L’histoire de l’humanité montre que les civilisations meurent et qu’elles meurent toujours de l’incapacité des puissants à comprendre leur problème tellement cela les dérange et de la lâcheté des peuples qui renoncent au bonheur au profit du plaisir et de l’immédiateté. Notre civilisation est malade d’un mal profond mais il n’y a aucune raison de la laisser mourir.
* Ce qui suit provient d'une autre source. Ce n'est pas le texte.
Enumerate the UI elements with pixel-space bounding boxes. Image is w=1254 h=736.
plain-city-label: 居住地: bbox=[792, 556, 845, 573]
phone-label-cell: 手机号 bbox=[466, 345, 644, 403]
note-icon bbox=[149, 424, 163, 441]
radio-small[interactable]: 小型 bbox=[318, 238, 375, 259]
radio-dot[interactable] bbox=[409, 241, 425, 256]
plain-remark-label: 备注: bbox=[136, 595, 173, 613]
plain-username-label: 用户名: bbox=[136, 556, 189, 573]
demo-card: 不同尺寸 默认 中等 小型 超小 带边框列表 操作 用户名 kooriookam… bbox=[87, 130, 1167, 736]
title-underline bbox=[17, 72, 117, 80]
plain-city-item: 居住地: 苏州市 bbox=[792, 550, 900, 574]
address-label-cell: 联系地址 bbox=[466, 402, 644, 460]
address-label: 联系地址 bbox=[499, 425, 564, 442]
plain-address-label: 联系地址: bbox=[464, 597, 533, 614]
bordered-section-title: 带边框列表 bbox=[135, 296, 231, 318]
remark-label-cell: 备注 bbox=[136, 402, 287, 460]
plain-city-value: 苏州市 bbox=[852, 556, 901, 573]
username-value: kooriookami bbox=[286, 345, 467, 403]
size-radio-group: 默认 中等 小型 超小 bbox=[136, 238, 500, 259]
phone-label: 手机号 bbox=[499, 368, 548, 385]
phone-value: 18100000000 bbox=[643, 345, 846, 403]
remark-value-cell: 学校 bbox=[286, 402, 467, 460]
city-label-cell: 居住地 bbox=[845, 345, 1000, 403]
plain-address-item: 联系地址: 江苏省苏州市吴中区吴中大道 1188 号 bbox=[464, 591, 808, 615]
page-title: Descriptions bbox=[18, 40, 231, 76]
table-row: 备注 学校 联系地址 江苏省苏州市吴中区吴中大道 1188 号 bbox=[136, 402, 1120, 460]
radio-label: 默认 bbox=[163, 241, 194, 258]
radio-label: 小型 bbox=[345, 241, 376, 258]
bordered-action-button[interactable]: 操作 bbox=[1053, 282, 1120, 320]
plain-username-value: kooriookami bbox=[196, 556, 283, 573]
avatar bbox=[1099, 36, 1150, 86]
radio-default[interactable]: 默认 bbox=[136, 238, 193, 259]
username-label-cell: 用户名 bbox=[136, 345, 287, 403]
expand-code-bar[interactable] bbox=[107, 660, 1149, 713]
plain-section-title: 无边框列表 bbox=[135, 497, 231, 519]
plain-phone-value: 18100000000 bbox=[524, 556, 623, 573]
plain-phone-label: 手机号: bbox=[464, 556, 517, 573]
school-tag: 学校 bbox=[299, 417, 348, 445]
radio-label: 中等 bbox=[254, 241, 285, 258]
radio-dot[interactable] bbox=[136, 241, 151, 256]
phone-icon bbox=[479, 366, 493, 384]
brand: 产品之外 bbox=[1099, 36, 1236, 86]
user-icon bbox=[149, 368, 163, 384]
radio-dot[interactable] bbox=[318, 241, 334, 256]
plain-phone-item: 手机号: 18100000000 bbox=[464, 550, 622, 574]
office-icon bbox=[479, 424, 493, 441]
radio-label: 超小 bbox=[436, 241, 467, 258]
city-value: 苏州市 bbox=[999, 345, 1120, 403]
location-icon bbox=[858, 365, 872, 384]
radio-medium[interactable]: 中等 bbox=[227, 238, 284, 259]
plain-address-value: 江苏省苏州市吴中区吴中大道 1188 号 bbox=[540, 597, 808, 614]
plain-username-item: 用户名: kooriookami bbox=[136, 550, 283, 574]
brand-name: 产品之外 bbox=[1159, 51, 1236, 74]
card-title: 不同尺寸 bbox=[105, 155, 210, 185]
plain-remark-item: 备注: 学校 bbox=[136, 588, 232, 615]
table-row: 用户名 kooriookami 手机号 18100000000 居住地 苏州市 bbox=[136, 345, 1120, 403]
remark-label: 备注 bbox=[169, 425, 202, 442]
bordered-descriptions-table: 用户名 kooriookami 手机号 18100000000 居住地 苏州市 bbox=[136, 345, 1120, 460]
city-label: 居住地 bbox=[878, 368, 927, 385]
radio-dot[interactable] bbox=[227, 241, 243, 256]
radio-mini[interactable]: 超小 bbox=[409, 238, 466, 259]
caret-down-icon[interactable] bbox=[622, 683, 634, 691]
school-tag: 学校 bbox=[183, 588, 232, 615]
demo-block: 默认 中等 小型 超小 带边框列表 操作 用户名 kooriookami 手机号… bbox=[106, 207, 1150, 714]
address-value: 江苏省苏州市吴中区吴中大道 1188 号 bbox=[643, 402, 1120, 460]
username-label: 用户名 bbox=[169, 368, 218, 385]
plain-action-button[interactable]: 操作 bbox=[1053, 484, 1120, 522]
La vanité des puissants les empêchent de voir qu’ils sont nus mais nous pouvons nous réveiller de notre lâcheté à ne pas dire que nous ne comprenons pas comment notre problème pourrait être résolu par la démocratie qui n’est aujourd’hui que l’avis majoritaire de la foule, la croissance qui est le rêve benêt de la manne divine et l’éducation qui n’est plus qu’un formatage décérébrant.

Comprendre, convaincre et réagir, voilà l’ordre de nos devoirs. Et pour comprendre il faut d’abord ressentir puis questionner. C’est sur notre sensibilité, notre curiosité et notre humilité que nous reconstruirons demain.